Please note that MSRs are specific to cores. So, you need to disable prefetching on all cores or otherwise make sure that you run your test program on the core where you have disabled the prefetcher.
Don't forget to enable the prefetchers again before doing other performance tests. :)
If you have tight or small loop up to IIRC 52 uops then LSD will cache this loop entirely in its buffer, but of course without any memory load operations. Bear in mind that probably HW prefetchers can follow linear memory access. I am not sure how prefetcher will behave when array index is randomly calculated.
If array index is random, "spatial" or adjacent line prefetch would still start up and bring in the paired cache line for reads. This may saturate memory bandwidth or bring about cache capacity evictions unnecessarily when all hyperthreads are in use. "streaming" prefetch would rarely trigger accidentally if the indexing is truly random; if not random, it may be beneficial, although it will bring in some cache lines which aren't reached on account of loop termination or ending a sequence of accesses which triggered it. We have seen applications (limited to 1 thread per physical core) prefetch 30% more cache lines than are actually used and still get a big benefit from streaming prefetch.
Apparently, what are now called "streamers" (based on detected strides within a page) used to be called hardware prefetch, and what are now called "spatial" used to be called adjacent or 2nd sector and distinguished from "hardware prefetch."

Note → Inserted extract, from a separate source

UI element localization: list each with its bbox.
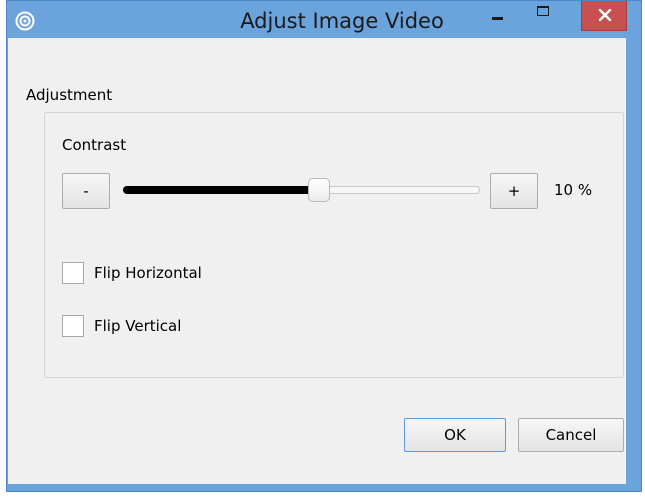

I haven't seen it discussed expertly, but I suppose the spatial prefetch becomes useless at some point for data sequences which trigger streamers, but may have helped in the startup phase and after crossing to a new page (if the stride is not too large).
Sandy Bridge combined Loop Stream Detection with uop caching which seems to smooth over obvious jumps up and down in performance depending on loop unrolling in earlier CPUs. The LSD limit is big enough now to cover unroll by 4 for the simplest loops. I see the 2016 beta Vector Advisor complaining sometimes about too much unrolling on certain loops but no evidence that it actually hurts, other than when it contributes to spending significant time in the remainder loop (which Advisor also tells you about).
I haven't determined whether occasional improvements in performance by increasing data alignments to 32-byte (even when not using instructions which want more than 16-byte alignment) may be associated with prefetcher action. It's possible that 32-byte alignment may reduce the number of prefetched cache lines.